Reviewed by Sam van Heerden
Layered, ethereal chanting reverberates through the air in an old power station on the outskirts of Makhanda. Spoken word interweaves the rich history of this frontier town with the soft sounds of Afro-jazz, “Stillness to the sounds of resistance, builds on the backs of our forefathers… Listen. Listen to the sounds of this resistance.”
Composed and workshopped over the last three days at The Black Power Station in Makhanda, the music of the rotating recording ensemble, SPAZA, was grounded in themes of prophecy, re-birth, and black power. The familiar swing of jazz morphs into an introspective ambience, loop pedals echoing the otherworldly vocals of Nosisi Ngakane and prayer beads emulating rain before lifting into the upbeat rhythms of Afro-soul and a lyrical call to “dance forever”.
Filled with colourful, geometric art and stacked bookshelves in every corner, and under the watchful eye of Che Guevara, whose poster hangs on the wall, the power station is a space for dialogue. It was here that SPAZA found its inspiration – in the pages, conversations, and thoughts which transpired in that forgotten space now reborn. Their creation was anchored as much in the past, channelling the history of the prophet and warrior Makhanda Nxele, as in the innovative present.
SPAZA represents, like its namesake, ‘the most necessary things at the most opportune of times.’ Site-specific and emergent, this musical collaboration has no static form: it has no permanent members and platforms, the kind of innovation that can only arise from diverse musicians coming together to create something truly ephemeral.
The ensemble was curated by Mushroom Lab, an experimental sound lab emerging from the creative hub of Johannesburg. Four unique SPAZA albums have been released, each with different musicians and sounds. This workshopped composition will be recorded for vinyl, and the ensemble will take it to Europe at the end of the month, including France, the Roskilde Festival in Denmark, and Belgium.
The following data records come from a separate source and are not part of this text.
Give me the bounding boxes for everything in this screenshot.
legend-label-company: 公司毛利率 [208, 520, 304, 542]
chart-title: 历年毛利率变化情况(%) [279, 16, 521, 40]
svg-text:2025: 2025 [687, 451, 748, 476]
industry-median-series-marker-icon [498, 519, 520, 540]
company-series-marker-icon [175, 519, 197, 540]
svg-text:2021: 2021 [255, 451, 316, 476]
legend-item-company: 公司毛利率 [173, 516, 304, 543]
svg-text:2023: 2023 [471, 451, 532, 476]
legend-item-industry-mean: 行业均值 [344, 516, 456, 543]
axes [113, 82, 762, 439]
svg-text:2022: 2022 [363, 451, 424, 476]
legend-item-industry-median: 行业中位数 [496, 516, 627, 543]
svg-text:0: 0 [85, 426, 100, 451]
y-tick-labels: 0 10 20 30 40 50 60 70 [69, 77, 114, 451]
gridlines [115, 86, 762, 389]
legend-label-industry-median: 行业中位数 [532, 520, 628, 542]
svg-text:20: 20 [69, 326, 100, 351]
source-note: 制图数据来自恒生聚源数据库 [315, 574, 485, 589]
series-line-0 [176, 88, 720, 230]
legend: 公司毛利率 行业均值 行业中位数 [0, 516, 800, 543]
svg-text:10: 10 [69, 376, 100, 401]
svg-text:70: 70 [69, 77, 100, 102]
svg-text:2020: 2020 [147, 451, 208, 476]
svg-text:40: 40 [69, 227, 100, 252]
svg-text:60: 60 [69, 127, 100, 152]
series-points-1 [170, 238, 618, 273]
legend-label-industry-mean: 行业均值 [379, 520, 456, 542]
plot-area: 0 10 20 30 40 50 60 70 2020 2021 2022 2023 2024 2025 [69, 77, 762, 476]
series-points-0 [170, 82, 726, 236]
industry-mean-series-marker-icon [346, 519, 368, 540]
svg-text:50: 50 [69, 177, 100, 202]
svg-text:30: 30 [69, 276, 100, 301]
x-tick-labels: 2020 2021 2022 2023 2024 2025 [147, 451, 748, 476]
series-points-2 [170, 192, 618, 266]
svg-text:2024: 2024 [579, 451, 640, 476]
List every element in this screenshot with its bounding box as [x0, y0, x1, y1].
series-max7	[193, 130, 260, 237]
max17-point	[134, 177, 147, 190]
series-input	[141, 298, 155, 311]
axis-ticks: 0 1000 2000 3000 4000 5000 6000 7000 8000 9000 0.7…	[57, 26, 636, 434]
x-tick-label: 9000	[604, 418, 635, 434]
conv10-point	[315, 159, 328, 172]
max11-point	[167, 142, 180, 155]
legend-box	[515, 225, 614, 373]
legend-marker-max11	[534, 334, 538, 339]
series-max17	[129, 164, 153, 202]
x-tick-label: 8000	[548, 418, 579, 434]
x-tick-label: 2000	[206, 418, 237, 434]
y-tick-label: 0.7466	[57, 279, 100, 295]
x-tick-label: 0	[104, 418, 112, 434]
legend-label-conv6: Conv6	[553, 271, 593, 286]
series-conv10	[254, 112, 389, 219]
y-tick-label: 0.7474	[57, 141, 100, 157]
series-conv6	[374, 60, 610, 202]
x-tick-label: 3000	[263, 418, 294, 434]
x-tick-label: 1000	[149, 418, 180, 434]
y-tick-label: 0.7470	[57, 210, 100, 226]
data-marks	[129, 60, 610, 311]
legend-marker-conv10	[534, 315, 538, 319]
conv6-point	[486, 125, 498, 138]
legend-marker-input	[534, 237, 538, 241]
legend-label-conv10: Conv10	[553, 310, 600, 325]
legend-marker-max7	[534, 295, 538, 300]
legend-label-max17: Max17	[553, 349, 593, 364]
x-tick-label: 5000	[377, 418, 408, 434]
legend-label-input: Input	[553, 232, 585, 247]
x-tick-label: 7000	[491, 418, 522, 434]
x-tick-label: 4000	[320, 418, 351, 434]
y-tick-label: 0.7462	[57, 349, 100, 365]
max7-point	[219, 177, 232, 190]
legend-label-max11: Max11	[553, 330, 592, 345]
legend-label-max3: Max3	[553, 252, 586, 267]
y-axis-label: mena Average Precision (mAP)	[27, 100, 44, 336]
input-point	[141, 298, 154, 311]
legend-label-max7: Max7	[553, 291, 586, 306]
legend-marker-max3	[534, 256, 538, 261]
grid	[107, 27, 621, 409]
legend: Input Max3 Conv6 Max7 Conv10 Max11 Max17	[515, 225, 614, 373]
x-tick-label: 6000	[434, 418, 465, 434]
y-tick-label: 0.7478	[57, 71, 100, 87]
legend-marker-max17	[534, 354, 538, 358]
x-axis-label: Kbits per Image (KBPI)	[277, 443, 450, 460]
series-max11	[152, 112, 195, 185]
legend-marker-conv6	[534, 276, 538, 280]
Although out of sync here and there and not quite the party suggested by its blurb, the six-person performance was undoubtedly powerful. Ngakane’s haunting and dynamic voice is a highlight, as are the rhythm keepers, Gontse Makhene on percussion and Lungile Kunene on drums. Melancholic at times and celebratory at others. Its experimental and collaborative style stood out as something unique: a spontaneous creation grounded in the soil of The Black Power Station in Makhanda at the National Arts Festival 2022; the here and now.